Protests over the latest effort by the DeSantis administration to erase the LBGTQ+ community began almost immediately after the repainting was discovered. Orlando residents showed up with chalk and a message for DeSantis – “We will not be erased!”
“In the middle of the night, FDOT painted over our rainbow crosswalk at the Pulse Memorial,” Florida state Rep. Anna V. Eskamani, a Democrat from Orlando, posted on X. “A tragedy that we have worked so hard to find power in pain. A rainbow crosswalk that sparked joy and showed our love for all people.”
In an interview with The Advocate, Eskamani said Orlando officials had been working within FDOT protocols to preserve the rainbow crosswalk, citing its significance not only to LGBTQ+ Floridians but to the city as a whole. “We experienced a tragedy of 49, mostly LGBTQ+ people, being murdered almost 10 years ago. And so we wanted to preserve this crosswalk,” she said. “Then, apparently, in the middle of the night, FDOT painted over it, with no notice, no warning, and did not tell the city. We only found out this morning because there was no more crosswalk there. It’s so incredibly shameful. Doing it in the middle of the night emphasizes that you’re trying to hide your bigotry.”
At the site on Thursday morning, State Sen. Carlos Guillermo Smith said “I cannot believe that the DeSantis administration has engaged in this hostile act against the city of Orlando, that they have insulted the families and survivors of this horrific tragedy, and that they have done this in this way,” Smith said. “Of course, they did this in the middle of the night because they knew what they were doing was wrong. I hope the City of Orlando paints these colors back onto their property and that they sue the state of Florida.”

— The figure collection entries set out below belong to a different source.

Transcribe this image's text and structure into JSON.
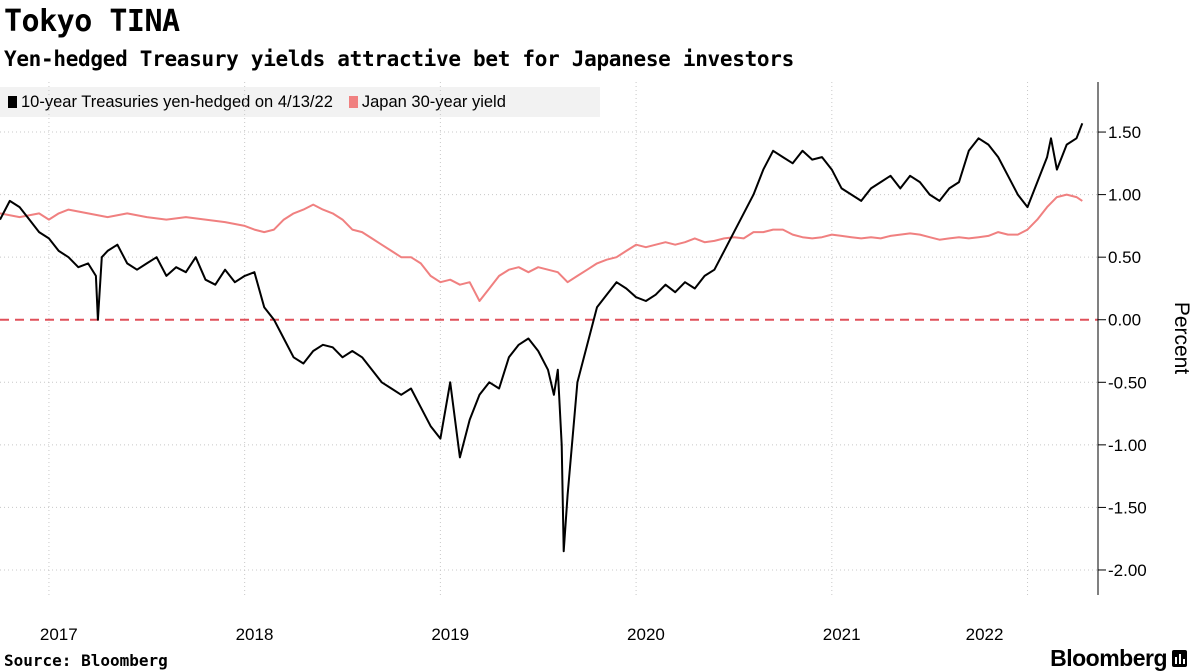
{
  "title": "Tokyo TINA",
  "subtitle": "Yen-hedged Treasury yields attractive bet for Japanese investors",
  "source": "Source: Bloomberg",
  "brand": "Bloomberg",
  "colors": {
    "series1": "#000000",
    "series2": "#f08080",
    "zero_line": "#e0505a",
    "grid": "#c8c8c8"
  },
  "chart_data": {
    "type": "line",
    "title": "Tokyo TINA",
    "ylabel": "Percent",
    "xlabel": "",
    "ylim": [
      -2.2,
      1.9
    ],
    "xlim": [
      2016.75,
      2022.36
    ],
    "yticks": [
      1.5,
      1.0,
      0.5,
      0.0,
      -0.5,
      -1.0,
      -1.5,
      -2.0
    ],
    "ytick_labels": [
      "1.50",
      "1.00",
      "0.50",
      "0.00",
      "-0.50",
      "-1.00",
      "-1.50",
      "-2.00"
    ],
    "xticks": [
      2017,
      2018,
      2019,
      2020,
      2021,
      2022
    ],
    "xtick_labels": [
      "2017",
      "2018",
      "2019",
      "2020",
      "2021",
      "2022"
    ],
    "reference_line": {
      "y": 0,
      "style": "dashed"
    },
    "legend": "top-left",
    "series": [
      {
        "name": "10-year Treasuries yen-hedged on 4/13/22",
        "color": "#000000",
        "x": [
          2016.75,
          2016.8,
          2016.85,
          2016.9,
          2016.95,
          2017.0,
          2017.05,
          2017.1,
          2017.15,
          2017.2,
          2017.24,
          2017.25,
          2017.27,
          2017.3,
          2017.35,
          2017.4,
          2017.45,
          2017.5,
          2017.55,
          2017.6,
          2017.65,
          2017.7,
          2017.75,
          2017.8,
          2017.85,
          2017.9,
          2017.95,
          2018.0,
          2018.05,
          2018.1,
          2018.15,
          2018.2,
          2018.25,
          2018.3,
          2018.35,
          2018.4,
          2018.45,
          2018.5,
          2018.55,
          2018.6,
          2018.65,
          2018.7,
          2018.75,
          2018.8,
          2018.85,
          2018.9,
          2018.95,
          2019.0,
          2019.05,
          2019.1,
          2019.15,
          2019.2,
          2019.25,
          2019.3,
          2019.35,
          2019.4,
          2019.45,
          2019.5,
          2019.55,
          2019.58,
          2019.6,
          2019.62,
          2019.63,
          2019.65,
          2019.7,
          2019.75,
          2019.8,
          2019.85,
          2019.9,
          2019.95,
          2020.0,
          2020.05,
          2020.1,
          2020.15,
          2020.2,
          2020.25,
          2020.3,
          2020.35,
          2020.4,
          2020.45,
          2020.5,
          2020.55,
          2020.6,
          2020.65,
          2020.7,
          2020.75,
          2020.8,
          2020.85,
          2020.9,
          2020.95,
          2021.0,
          2021.05,
          2021.1,
          2021.15,
          2021.2,
          2021.25,
          2021.3,
          2021.35,
          2021.4,
          2021.45,
          2021.5,
          2021.55,
          2021.6,
          2021.65,
          2021.7,
          2021.75,
          2021.8,
          2021.85,
          2021.9,
          2021.95,
          2022.0,
          2022.05,
          2022.1,
          2022.12,
          2022.15,
          2022.2,
          2022.25,
          2022.28
        ],
        "y": [
          0.8,
          0.95,
          0.9,
          0.8,
          0.7,
          0.65,
          0.55,
          0.5,
          0.42,
          0.45,
          0.35,
          0.0,
          0.5,
          0.55,
          0.6,
          0.45,
          0.4,
          0.45,
          0.5,
          0.35,
          0.42,
          0.38,
          0.5,
          0.32,
          0.28,
          0.4,
          0.3,
          0.35,
          0.38,
          0.1,
          0.0,
          -0.15,
          -0.3,
          -0.35,
          -0.25,
          -0.2,
          -0.22,
          -0.3,
          -0.25,
          -0.3,
          -0.4,
          -0.5,
          -0.55,
          -0.6,
          -0.55,
          -0.7,
          -0.85,
          -0.95,
          -0.5,
          -1.1,
          -0.8,
          -0.6,
          -0.5,
          -0.55,
          -0.3,
          -0.2,
          -0.15,
          -0.25,
          -0.4,
          -0.6,
          -0.4,
          -1.0,
          -1.85,
          -1.4,
          -0.5,
          -0.2,
          0.1,
          0.2,
          0.3,
          0.25,
          0.18,
          0.15,
          0.2,
          0.28,
          0.22,
          0.3,
          0.25,
          0.35,
          0.4,
          0.55,
          0.7,
          0.85,
          1.0,
          1.2,
          1.35,
          1.3,
          1.25,
          1.35,
          1.28,
          1.3,
          1.2,
          1.05,
          1.0,
          0.95,
          1.05,
          1.1,
          1.15,
          1.05,
          1.15,
          1.1,
          1.0,
          0.95,
          1.05,
          1.1,
          1.35,
          1.45,
          1.4,
          1.3,
          1.15,
          1.0,
          0.9,
          1.1,
          1.3,
          1.45,
          1.2,
          1.4,
          1.45,
          1.57
        ]
      },
      {
        "name": "Japan 30-year yield",
        "color": "#f08080",
        "x": [
          2016.75,
          2016.85,
          2016.95,
          2017.0,
          2017.05,
          2017.1,
          2017.2,
          2017.3,
          2017.4,
          2017.5,
          2017.6,
          2017.7,
          2017.8,
          2017.9,
          2018.0,
          2018.05,
          2018.1,
          2018.15,
          2018.2,
          2018.25,
          2018.3,
          2018.35,
          2018.4,
          2018.45,
          2018.5,
          2018.55,
          2018.6,
          2018.65,
          2018.7,
          2018.75,
          2018.8,
          2018.85,
          2018.9,
          2018.95,
          2019.0,
          2019.05,
          2019.1,
          2019.15,
          2019.2,
          2019.25,
          2019.3,
          2019.35,
          2019.4,
          2019.45,
          2019.5,
          2019.55,
          2019.6,
          2019.65,
          2019.7,
          2019.75,
          2019.8,
          2019.85,
          2019.9,
          2019.95,
          2020.0,
          2020.05,
          2020.1,
          2020.15,
          2020.2,
          2020.25,
          2020.3,
          2020.35,
          2020.4,
          2020.45,
          2020.5,
          2020.55,
          2020.6,
          2020.65,
          2020.7,
          2020.75,
          2020.8,
          2020.85,
          2020.9,
          2020.95,
          2021.0,
          2021.05,
          2021.1,
          2021.15,
          2021.2,
          2021.25,
          2021.3,
          2021.35,
          2021.4,
          2021.45,
          2021.5,
          2021.55,
          2021.6,
          2021.65,
          2021.7,
          2021.75,
          2021.8,
          2021.85,
          2021.9,
          2021.95,
          2022.0,
          2022.05,
          2022.1,
          2022.15,
          2022.2,
          2022.25,
          2022.28
        ],
        "y": [
          0.85,
          0.82,
          0.85,
          0.8,
          0.85,
          0.88,
          0.85,
          0.82,
          0.85,
          0.82,
          0.8,
          0.82,
          0.8,
          0.78,
          0.75,
          0.72,
          0.7,
          0.72,
          0.8,
          0.85,
          0.88,
          0.92,
          0.88,
          0.85,
          0.8,
          0.72,
          0.7,
          0.65,
          0.6,
          0.55,
          0.5,
          0.5,
          0.45,
          0.35,
          0.3,
          0.32,
          0.28,
          0.3,
          0.15,
          0.25,
          0.35,
          0.4,
          0.42,
          0.38,
          0.42,
          0.4,
          0.38,
          0.3,
          0.35,
          0.4,
          0.45,
          0.48,
          0.5,
          0.55,
          0.6,
          0.58,
          0.6,
          0.62,
          0.6,
          0.62,
          0.65,
          0.62,
          0.63,
          0.65,
          0.66,
          0.65,
          0.7,
          0.7,
          0.72,
          0.72,
          0.68,
          0.66,
          0.65,
          0.66,
          0.68,
          0.67,
          0.66,
          0.65,
          0.66,
          0.65,
          0.67,
          0.68,
          0.69,
          0.68,
          0.66,
          0.64,
          0.65,
          0.66,
          0.65,
          0.66,
          0.67,
          0.7,
          0.68,
          0.68,
          0.72,
          0.8,
          0.9,
          0.98,
          1.0,
          0.98,
          0.95
        ]
      }
    ]
  }
}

Orlando Mayor Buddy Dyer issued his own blistering statement Thursday, calling the removal “a cruel political act.” “We are devastated to learn that overnight the state painted over the Pulse Memorial crosswalk on Orange Avenue,” Dyer said. “This callous action of hastily removing part of a memorial to what was at the time our nation’s largest mass shooting, without any supporting safety data, or discussion is a cruel political act.”